Temas críticos todos ellos… Casi incontrolables pero el confiaba en el carisma, en el encanto que tantas veces lo había salvado. Que si las secuelas de la epidemia… La crisis de los norteños… Un millón de manifestantes que llegarían en dos días a la capital… Las pésimas cifras en seguridad y economía… las elecciones de la semana siguiente… Y su cacareada promesa de renuncia al mandato que, claro, podría trastocar en la conferencia de ese día.

Al llegar al escritorio notó dos folders nuevos. El primero tenía un post it con un recado: la letra inconfundible de su secretario privado. Lo abrió y quedó perplejo. Evidencia nueva de corrupción, derroche y vínculos con el narcotráfico, pero esta vez… ¡Los involucrados eran sus propios hijos! Los documentos habían llegado en la madrugada a la Oficina de la Presidencia y serían presentados en la conferencia post mañanera de un periodista incómodo. ¡Sería el acabose!

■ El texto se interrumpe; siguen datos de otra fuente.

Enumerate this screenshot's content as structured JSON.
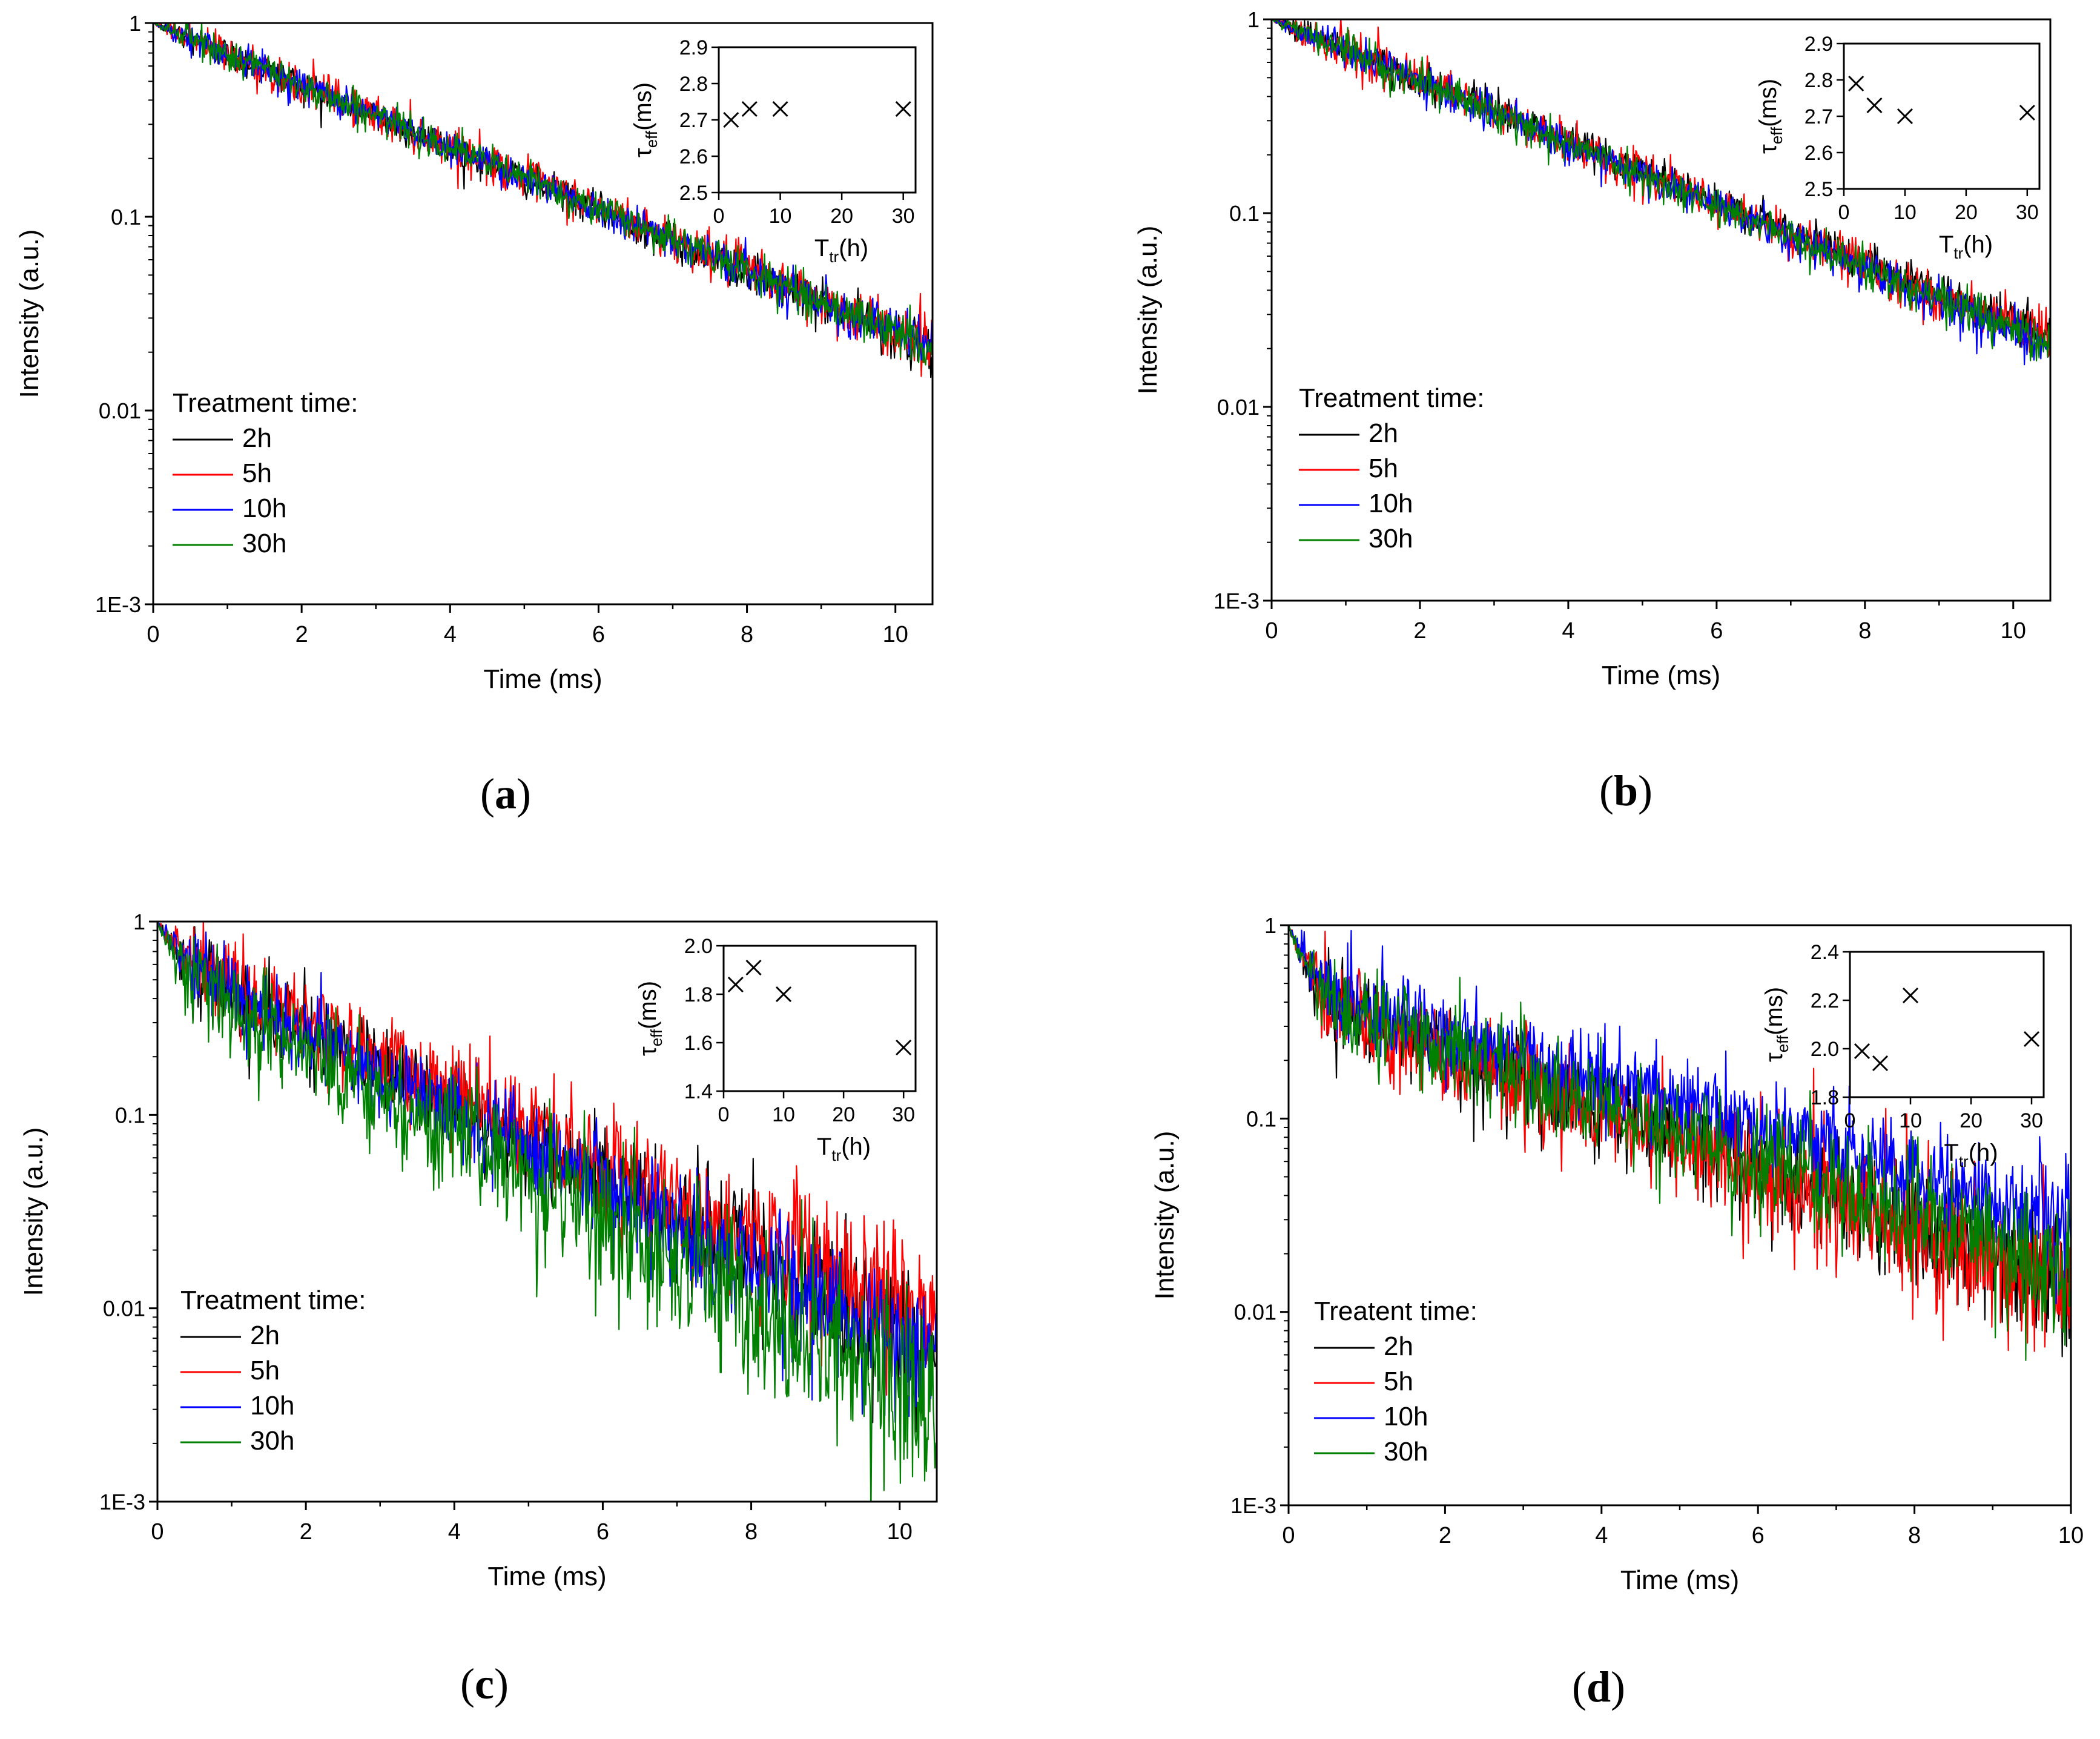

El otro era aún más grave… Provenía de su asesor en seguridad de mayor confianza, que le reportaba directamente a él. Los militares del ala conservadora emitirían al mediodía un comunicado, mas bien un exhorto para pedirle un cambio de postura radical. Él lo interpretó como la solicitud que le hicieron a su amigo Evo. Algo inadmisible.

No lo pensó más y hurgó en la credencia hasta encontrar la caja de habanos. Tomó uno y abrió después la puerta simulada en el escritorio, donde guardaba ese ron dominicano tan caro, regalo del canciller cubano. Ya estaba armado con lo que necesitaba para meditar… Y partió hacia el balcón.

No quiso ir al central para evitar miradas indiscretas. Si bien la alcaldesa, su querida pupila, tenía control absoluto de todas las ventanas y calles que daban hacia el Zócalo no se quería arriesgar a que algún noctámbulo curioso lo pescara con su celular. Así que se posicionó en uno de los laterales.

Ahí estaba fumando y sorbiendo como si así pudiera absorber algún nutriente que le aclarara la enturbiada mente. Si bien nació, creció y maduró en un mundo de crisis, las actuales eran demasiado tsunamis como para someterlas con ocurrencias, puntadas y descalificaciones. Los inusitados niveles de impopularidad sumados a las últimas cinco renuncias en su gabinete y a la turbulencia de su partido le habían quitado el soporte, la piedra angular de resistencia contra viento, marea y protestas.

Ahí estaba rumiando en una mezcla de disgusto, hartazgo, frustración casi total y una creciente ira. ¿A dónde tirar? ¿Cuál habría de ser la salida más adecuada para él y su ego? ¿Convendría sacrificar a los hijos para poder sobrevivir? ¿Apresurar una solución “en lo oscurito” para la milicia en rebeldía? ¿Patear el asunto hasta después de las elecciones?

Dio un enorme trago al vaso. Con la agudeza que aún conservaba pudo discernir que sólo había dos caminos: la fuerza o la rendición. Tendría que llamar de inmediato a alguien… A alguno de sus secretarios para ejecutar, planear, hacer algo… Al gabinete político o al de seguridad. ¿A cuál?

¿Cuál decisión sería la mejor para él? Y no, no para el país…

De repente se hizo tarde. Escucho que lo llamaban. Volteó. Era su secretario con cara mustia, asustada. Le dijo que ya casi era la hora para prepararse e ir a la conferencia. Pero había que hacer esa llamada…

“Hola Jesús… Primero, comunícame con…”

Primera entrega de “El Ocaso del Cacique”.